Håkan Samuelsson, chief executive of Volvo Cars, said: “We made a conscious strategic decision to become a fully electric car maker and an industry leader, but we can’t make the transition to climate neutrality alone.
“We need governments and energy firms around the globe to step up their investments in clean energy capacity and related charging infrastructure, so fully electric cars can truly fulfil their promise of cleaner mobility.”
The company’s views are echoed in the 2021 World Energy Investment report by the International Energy Agency (IEA), which points out that while clean energy investments are on “a moderate upswing”, those planned investments “remain far below what is required to avoid severe impacts from climate change”.
According to the IEA report, global clean energy investments “would need to double in the 2020s to maintain temperatures well below a 2°C rise, and more than triple in order to keep the door open for a 1.5°C stabilisation” of global temperature rises.
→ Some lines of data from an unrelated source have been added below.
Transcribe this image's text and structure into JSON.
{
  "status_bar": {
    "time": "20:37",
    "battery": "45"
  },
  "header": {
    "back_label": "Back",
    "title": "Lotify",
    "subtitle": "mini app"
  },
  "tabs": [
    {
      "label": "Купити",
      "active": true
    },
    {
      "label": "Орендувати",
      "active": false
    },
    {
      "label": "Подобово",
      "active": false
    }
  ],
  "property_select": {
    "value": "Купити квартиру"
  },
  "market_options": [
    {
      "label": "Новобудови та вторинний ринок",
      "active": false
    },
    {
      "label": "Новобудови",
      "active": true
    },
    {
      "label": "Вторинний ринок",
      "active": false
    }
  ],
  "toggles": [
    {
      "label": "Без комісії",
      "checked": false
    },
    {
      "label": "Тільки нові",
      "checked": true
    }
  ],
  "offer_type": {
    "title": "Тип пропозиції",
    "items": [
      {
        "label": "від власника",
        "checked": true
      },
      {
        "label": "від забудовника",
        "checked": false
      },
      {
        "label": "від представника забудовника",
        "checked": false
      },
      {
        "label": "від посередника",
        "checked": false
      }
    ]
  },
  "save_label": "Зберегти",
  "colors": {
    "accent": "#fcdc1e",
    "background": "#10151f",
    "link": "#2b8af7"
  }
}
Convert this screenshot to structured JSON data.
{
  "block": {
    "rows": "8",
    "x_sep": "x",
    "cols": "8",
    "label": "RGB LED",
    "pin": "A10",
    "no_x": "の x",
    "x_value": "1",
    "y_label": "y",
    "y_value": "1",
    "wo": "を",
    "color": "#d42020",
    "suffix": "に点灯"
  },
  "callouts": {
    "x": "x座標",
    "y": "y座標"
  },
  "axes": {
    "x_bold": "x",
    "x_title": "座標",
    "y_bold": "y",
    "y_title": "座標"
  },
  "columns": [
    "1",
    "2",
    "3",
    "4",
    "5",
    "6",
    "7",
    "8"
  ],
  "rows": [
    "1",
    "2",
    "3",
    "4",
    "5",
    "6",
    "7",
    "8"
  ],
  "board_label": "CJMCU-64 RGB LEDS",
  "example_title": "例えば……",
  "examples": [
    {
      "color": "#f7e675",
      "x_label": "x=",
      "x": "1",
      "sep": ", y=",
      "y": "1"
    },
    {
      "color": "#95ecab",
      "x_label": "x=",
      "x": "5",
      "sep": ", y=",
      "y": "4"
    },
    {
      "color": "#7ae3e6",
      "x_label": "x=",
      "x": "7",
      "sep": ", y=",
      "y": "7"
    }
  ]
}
Clean energy is also an important factor in reducing the carbon footprint involved in producing an electric car. The LCA reveals that production emissions of a C40 Recharge are 70% higher than for a petrol-powered XC40. This is mainly due to the carbon intensity of battery and steel production, as well as from the increased share of aluminium in the car.
Volvo Cars says it is taking active steps to address these emissions, including through planned collaborations with SSAB to develop fossil-free steel and with its battery suppliers to produce batteries using 100% renewable energy.
The company seeks to reduce the lifecycle carbon footprint per average car by 40% between 2018 and 2025, including through reducing carbon emissions in its supply chain by 25% by 2025.